Die intensivste Phase der Korrespondenz lag zwischen 1968 und 1974, mit der gemeinsamen Warschau-Reise und Brandts Rücktritt als emotionalem Höhe- bzw. Tiefpunkt. Die Dokumente erlauben eine veränderte Perspektive auf zahlreiche Vorkommnisse, die die Bundesrepublik geprägt haben: die Große Koalition, das Nachwirken der NS-Zeit, die 68er Bewegung, Brandts Friedenspolitik und Bundeskanzlerschaft, die innere Befindlichkeit der SPD, die RAF, die Friedensbewegung und den Weg zur deutschen Einheit. Mit den Briefen und ihrer Kommentierung wird eine bedeutende Quelle zur politischen Geschichte der sechziger und siebziger Jahre des 20. Jahrhunderts zugänglich gemacht, die zu neuen Erkenntnissen über die zweite, intellektuelle Gründung der Bundesrepublik verhilft.

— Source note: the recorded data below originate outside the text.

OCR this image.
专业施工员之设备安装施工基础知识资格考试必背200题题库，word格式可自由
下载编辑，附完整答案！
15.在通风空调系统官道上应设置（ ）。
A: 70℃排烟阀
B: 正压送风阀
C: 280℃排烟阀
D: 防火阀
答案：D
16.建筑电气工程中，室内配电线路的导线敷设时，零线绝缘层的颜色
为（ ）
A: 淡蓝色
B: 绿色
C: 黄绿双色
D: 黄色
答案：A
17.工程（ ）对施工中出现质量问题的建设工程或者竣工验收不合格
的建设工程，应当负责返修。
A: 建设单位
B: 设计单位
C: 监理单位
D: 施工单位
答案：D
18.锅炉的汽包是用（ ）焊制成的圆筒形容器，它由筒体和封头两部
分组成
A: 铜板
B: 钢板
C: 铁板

Der Briefwechsel ist zudem Folge und Zeugnis eines fundamentalen Wandels der politischen Kultur: Über die Jahrzehnte schwand die Dominanz von Wort und Rede zugunsten von Bild und medialem Event.

Fördermaßnahmen

Die Gerda Henkel Stiftung hat das Projekt durch die Gewährung eines Forschungsstipendiums und die Übernahme von Reise- und Sachkosten unterstützt.

Pubilkation

Die im Berichtsjahr im Steidl Verlag, Göttingen, erschienene Edition umfasst neben allen überlieferten Briefen und Briefbeigaben 99 größtenteils unpublizierte Zusatzdokumente, ausführliche Stellenkommentare, zahlreiche Abbildungen sowie einen einordnenden Essay des Herausgebers:

Martin Kölbel (Hg.): Willy Brandt und Günter Grass. Der Briefwechsel, Göttingen 2013

Dieses Projekt wurde im April 2014 dokumentiert.